In July 1987, he was awarded a B.Sc. degree in mathematics. He was awarded a M.Sc. degree in mathematics in June 1990, after he presented a thesis, supervised by the assistant professor, Dr. K. B. Srivastava. And in 1994, he married, Gashaw A Muhammed-Salih, who is a professor in College of Science, University of Salahaddin. Rostam Karim was awarded a PhD degree in mathematics on 16 May 2006, after he presented his thesis entitled "Computational Methods for Solving System of linear Volterra Integral and Integro-differential Equations".

===Education===
- 16-5-2006 Awarded PhD in mathematics (numerical analysis), Department of Mathematics, College of Science, University of Salahaddin/Erbil, Iraq
  - Ph.D. Thesis: Computational Methods for Solving System of linear Volterra Integral and Integro-differential Equations (Supervisor: Assistant Professor Dr. Omer M. Al-Faour)

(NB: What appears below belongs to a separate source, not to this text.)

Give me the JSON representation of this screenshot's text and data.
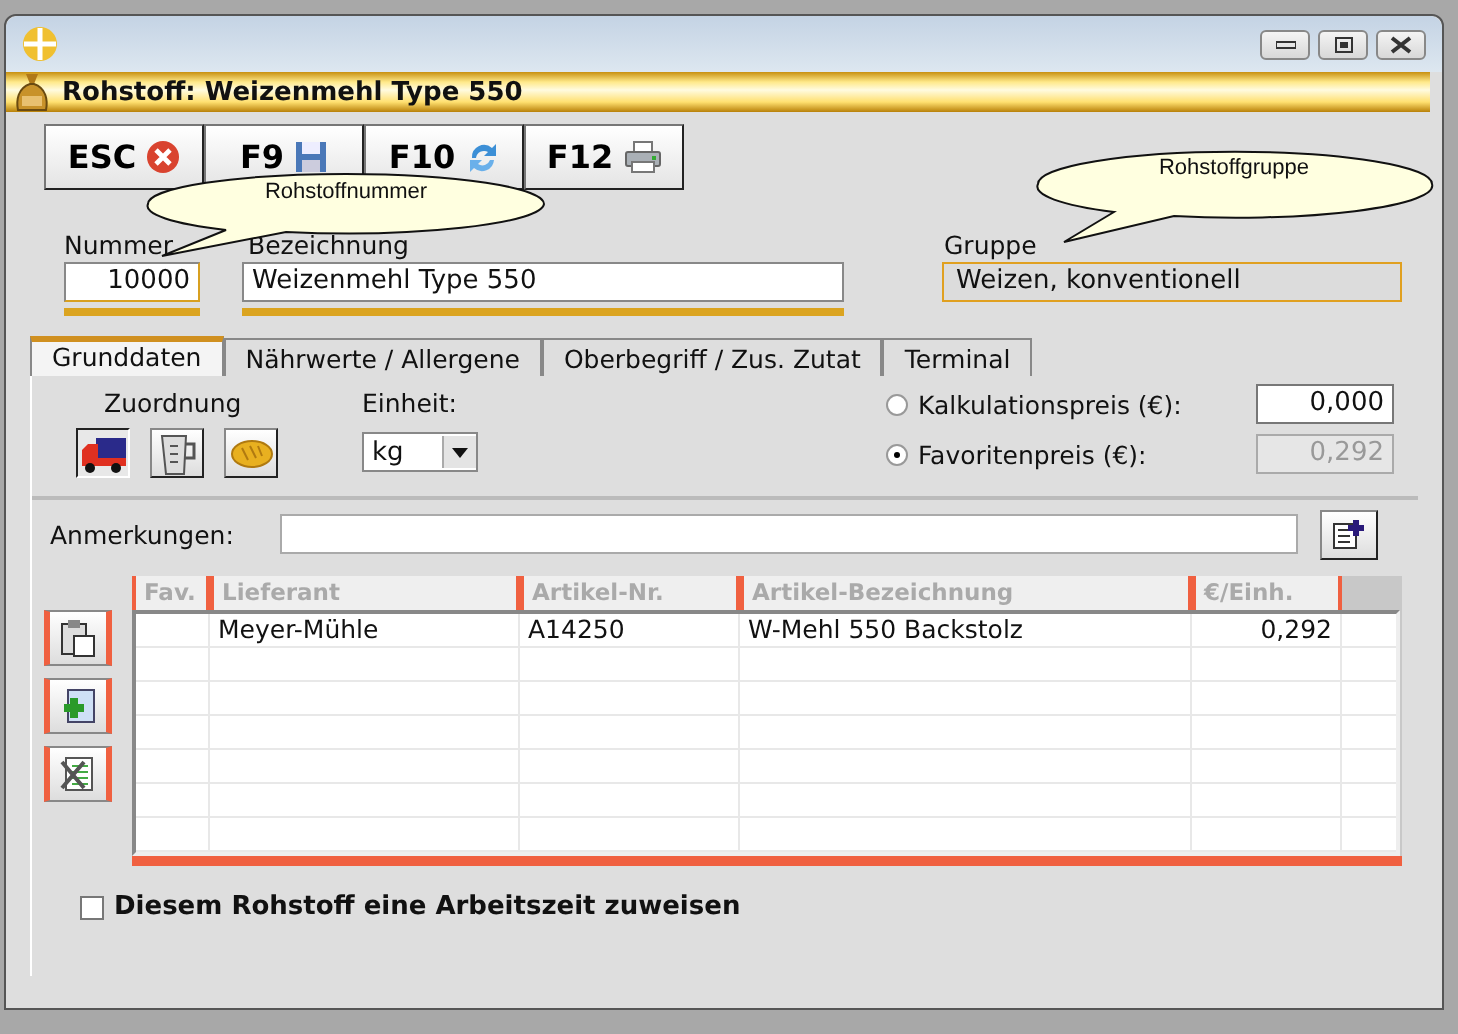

- 23-6-1990 Awarded M.Sc. in mathematics (numerical analysis), Department of Mathematics, College of Science, University of Salahaddin/Erbil, Iraq.
  - M.Sc. Thesis: A study of Lacunary interpolation by Splines (Supervisor: Assistant Professor Dr. K. B. Srivastava)
- 2-7-1987 Awarded B.Sc. in mathematics, Department of Mathematics, College of Science, University of Salahaddin/Erbil, Iraq
- 1981-1982 Awarded Baccalaureate, Azadi Secondary School, Erbil, Iraq

==Scientific career==
===Employment History===
- 12/5/2009 to date: Professor of Mathematics (Numerical Analysis), Department of Mathematics, College of Science, University of Salahaddin/Erbil, Iraq
- 24/12/2000-30/5/2004: The Dean of College of Science, University of Salahaddin/Erbil, Iraq
- 25/7/2000-11/5/2009: Assistant Professor of Mathematics (Numerical Analysis), Department of Mathematics, College of Science, University of Salahaddin/Erbil, Iraq
- 2000 to date: Supervising 9 M.Sc. students and 2 PhD students in Department of Mathematics, College of Science, University of Salahaddin/Erbil, University of Sulaimania and University of Dohuk, Iraq
- 1998-2000: Assistant Dean of College of Science, University of Salahaddin/Erbil, Iraq
- 1997-1998: Manager of Computer Unit, College of Science, University of Salahaddin/Erbil, Iraq
- 1994: Lecturer, Department of Mathematics, College of Science, University of Salahaddin/Erbil, Iraq.
- 1991-1994: Coordinator of Department of Mathematics, College of Science, University of Salahaddin/Erbil, Kurdistan, Iraq.
- 1991: Assistant lecturer, Department of Mathematics, College of Science, University of Salahaddin/Erbil, Iraq.